Remarque qui ne semble pas le freiner dans ses investigations puisqu’il persiste :
— Comment t’as tenu aussi longtemps ? C’est lui qui voulait pas ? Il est impuissant ? Puritain ? Non, je sais, éjaculateur précoce !
— Pourquoi faut-il toujours que ce soit une question de performance ? Le moment propice ne s’était tout simplement pas présenté. Et pour ta gouverne, il est exceptionnellement doué.
— Ah ouais ? Raconte, s’avance-t-il, de plus en plus intéressé. Il a osé se lancer ? Il t’a fouettée ou attachée ? Peut-être les deux à la fois. Je veux des détails.
— Rien de tout ça. Il était d’une douceur incroyable. J’avais jamais connu ça. C’était magique.
— Je ne sais pas qui vous êtes, mademoiselle, mais rendez-moi mon amie !

Il me braque avec sa petite cuillère et j’éclate de rire.

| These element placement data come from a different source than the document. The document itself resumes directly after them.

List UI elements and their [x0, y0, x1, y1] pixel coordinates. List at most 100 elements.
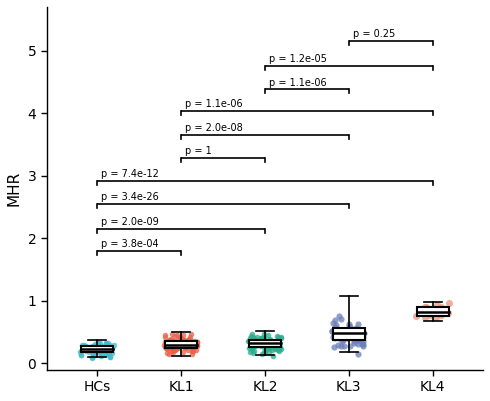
Point — [432, 314, 440, 321]
Point — [247, 343, 255, 350]
Point — [270, 343, 278, 349]
Point — [263, 342, 270, 348]
Point — [247, 340, 255, 346]
Text: p = 7.4e-12: p = 7.4e-12 — [101, 169, 159, 179]
Point — [102, 340, 110, 346]
Point — [254, 342, 262, 348]
Point — [269, 353, 276, 360]
Point — [179, 343, 187, 349]
Point — [189, 348, 197, 354]
Point — [272, 338, 280, 344]
Point — [358, 341, 366, 348]
Point — [95, 340, 102, 346]
Point — [85, 348, 93, 355]
Point — [93, 344, 101, 351]
Point — [264, 332, 272, 338]
Point — [329, 334, 337, 340]
Point — [249, 341, 257, 348]
Point — [442, 310, 450, 316]
Point — [351, 327, 359, 334]
Point — [95, 345, 103, 352]
Point — [354, 321, 362, 327]
Point — [246, 334, 254, 341]
Point — [261, 348, 269, 355]
Point — [88, 348, 96, 355]
Point — [257, 340, 265, 347]
Point — [188, 338, 196, 344]
Point — [193, 339, 200, 345]
Point — [348, 330, 356, 336]
Point — [96, 348, 103, 354]
Text: p = 3.4e-26: p = 3.4e-26 — [101, 192, 159, 202]
Point — [277, 334, 285, 340]
Text: p = 2.0e-09: p = 2.0e-09 — [101, 217, 159, 227]
Point — [260, 334, 268, 341]
Point — [163, 342, 171, 348]
Point — [331, 332, 339, 338]
Point — [345, 323, 353, 329]
Point — [265, 345, 273, 351]
Point — [249, 334, 257, 340]
Point — [165, 344, 173, 351]
Point — [80, 345, 88, 351]
Point — [265, 339, 273, 345]
Point — [333, 322, 341, 328]
Point — [101, 348, 109, 354]
Point — [177, 337, 185, 343]
Point — [174, 342, 182, 348]
Point — [185, 340, 193, 346]
Point — [247, 341, 255, 347]
Point — [81, 347, 89, 353]
Point — [102, 350, 110, 357]
Point — [248, 344, 256, 350]
Point — [193, 341, 201, 348]
Point — [110, 342, 118, 348]
Point — [433, 302, 441, 308]
Point — [187, 344, 195, 351]
Point — [258, 340, 266, 346]
Point — [359, 343, 367, 349]
Point — [107, 345, 115, 352]
Point — [172, 346, 179, 352]
Point — [268, 347, 276, 354]
Point — [103, 344, 111, 350]
Point — [107, 344, 115, 351]
Point — [166, 350, 173, 357]
Point — [175, 342, 183, 348]
Point — [266, 336, 273, 343]
Point — [244, 338, 252, 344]
Point — [161, 332, 169, 338]
Point — [191, 337, 199, 344]
Text: p = 1.1e-06: p = 1.1e-06 — [269, 78, 327, 87]
Text: p = 0.25: p = 0.25 — [353, 29, 395, 39]
Point — [246, 349, 254, 356]
Point — [341, 327, 348, 334]
Point — [163, 339, 171, 345]
Point — [342, 330, 350, 336]
Point — [253, 337, 261, 344]
Bar — [165, 341, 197, 348]
Point — [170, 346, 178, 353]
Point — [253, 340, 261, 346]
Point — [179, 340, 187, 347]
Y-axis label: MHR: MHR — [7, 171, 22, 206]
Point — [274, 339, 282, 346]
Point — [273, 344, 281, 350]
Point — [354, 335, 362, 342]
Point — [163, 342, 171, 348]
Point — [174, 336, 182, 343]
Point — [266, 339, 274, 346]
Point — [263, 342, 271, 349]
Point — [249, 338, 257, 344]
Point — [166, 341, 174, 347]
Point — [331, 334, 339, 340]
Point — [268, 344, 275, 350]
Point — [101, 346, 109, 352]
Point — [84, 347, 92, 353]
Point — [193, 339, 201, 345]
Point — [328, 328, 336, 334]
Point — [100, 348, 108, 354]
Point — [170, 345, 177, 351]
Bar — [333, 328, 365, 340]
Point — [245, 344, 253, 351]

— Pour être honnête, même moi je ne me reconnais plus. C’est comme s’il faisait ressortir une part de moi dont j’ignorais l’existence. Ça ne me déplaît pas.

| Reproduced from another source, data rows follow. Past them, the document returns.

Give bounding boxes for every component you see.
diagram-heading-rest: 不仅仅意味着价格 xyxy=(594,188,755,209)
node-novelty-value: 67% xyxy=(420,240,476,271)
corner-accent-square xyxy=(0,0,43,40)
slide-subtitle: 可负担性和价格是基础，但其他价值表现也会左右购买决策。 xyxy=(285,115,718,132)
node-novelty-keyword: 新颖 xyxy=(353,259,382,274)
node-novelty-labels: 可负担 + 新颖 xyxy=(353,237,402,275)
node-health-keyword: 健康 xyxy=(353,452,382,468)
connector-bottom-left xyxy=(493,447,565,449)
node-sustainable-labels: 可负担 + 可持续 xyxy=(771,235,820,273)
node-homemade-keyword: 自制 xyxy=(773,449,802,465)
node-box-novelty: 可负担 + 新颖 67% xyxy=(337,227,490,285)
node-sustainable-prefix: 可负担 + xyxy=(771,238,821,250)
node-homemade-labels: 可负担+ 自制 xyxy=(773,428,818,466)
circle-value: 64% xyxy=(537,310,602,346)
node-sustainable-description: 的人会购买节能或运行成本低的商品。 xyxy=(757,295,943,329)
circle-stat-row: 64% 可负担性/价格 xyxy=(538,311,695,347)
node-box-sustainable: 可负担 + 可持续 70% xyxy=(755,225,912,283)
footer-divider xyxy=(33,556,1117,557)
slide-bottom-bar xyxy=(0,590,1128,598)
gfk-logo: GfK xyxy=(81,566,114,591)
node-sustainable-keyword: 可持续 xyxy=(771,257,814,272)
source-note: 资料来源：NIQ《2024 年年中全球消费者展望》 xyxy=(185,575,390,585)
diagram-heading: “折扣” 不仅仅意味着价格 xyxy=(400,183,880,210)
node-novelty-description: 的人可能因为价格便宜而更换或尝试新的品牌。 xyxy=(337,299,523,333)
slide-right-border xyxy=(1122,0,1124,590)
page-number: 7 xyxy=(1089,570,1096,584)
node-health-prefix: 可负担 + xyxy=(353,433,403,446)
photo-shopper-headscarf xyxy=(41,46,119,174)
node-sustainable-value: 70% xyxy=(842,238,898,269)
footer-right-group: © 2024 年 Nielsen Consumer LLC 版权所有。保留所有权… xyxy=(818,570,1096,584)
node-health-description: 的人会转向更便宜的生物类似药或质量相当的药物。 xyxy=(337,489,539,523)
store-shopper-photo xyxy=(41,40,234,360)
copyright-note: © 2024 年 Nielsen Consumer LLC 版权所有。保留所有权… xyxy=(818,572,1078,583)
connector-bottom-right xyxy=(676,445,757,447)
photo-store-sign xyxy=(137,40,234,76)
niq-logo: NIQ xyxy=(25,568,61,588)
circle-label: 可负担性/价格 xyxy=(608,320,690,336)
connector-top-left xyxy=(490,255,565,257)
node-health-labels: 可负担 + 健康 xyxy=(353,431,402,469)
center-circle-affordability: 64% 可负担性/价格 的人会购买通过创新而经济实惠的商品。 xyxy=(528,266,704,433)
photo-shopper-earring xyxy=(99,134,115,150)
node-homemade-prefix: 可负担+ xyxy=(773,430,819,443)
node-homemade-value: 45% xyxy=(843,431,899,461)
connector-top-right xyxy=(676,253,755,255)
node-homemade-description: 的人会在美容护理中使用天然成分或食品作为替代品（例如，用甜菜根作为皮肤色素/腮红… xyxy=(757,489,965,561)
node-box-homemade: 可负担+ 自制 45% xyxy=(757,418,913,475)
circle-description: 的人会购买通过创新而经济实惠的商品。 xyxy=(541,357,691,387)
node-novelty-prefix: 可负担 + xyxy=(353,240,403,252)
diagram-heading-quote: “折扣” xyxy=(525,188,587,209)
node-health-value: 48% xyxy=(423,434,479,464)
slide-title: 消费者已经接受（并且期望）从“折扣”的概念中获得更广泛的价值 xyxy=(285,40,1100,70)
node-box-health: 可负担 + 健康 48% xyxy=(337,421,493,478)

Sandro me fixe un instant, un rictus que je ne lui connais pas étirant le coin de ses lèvres.

— Pourquoi tu me regardes comme ça ?
— Tu dois être sacrément piquée pour changer ton fusil d’épaule comme ça.
— J’explore simplement de nouveaux horizons.
— Et ça n’a rien à voir avec ce qu’il s’est passé avec Dimitri ?

Un frisson glacial me parcourt le corps à l’écoute de son nom. Je n’ai pas évoqué cette scène depuis que je lui ai raconté ce qu’il a fait.

— Peut-être, avoué-je. Il a dépassé les bornes, cette nuit-là. Et pourtant, tu sais combien je suis souple, niveau limites. Mais quand j’ai prononcé mon safeword, ça a non seulement mis fin à la séance, mais à toute la partie. Je n’ai plus aucune nouvelle de lui.
— Jeu, set et match !
— Exactement.

Cette fois, Sandro est on ne peut plus sérieux :
— Ça veut dire que tu ne pratiqueras plus jamais ?
— Je l’ignore. En tout cas, c’est loin d’être ma priorité pour l’instant.
— Et il a réagi comment quand il a appris pour Roxane ?

J’avais presque oublié ce détail.

— Je ne lui ai rien dit. Et j’en ai pas l’intention.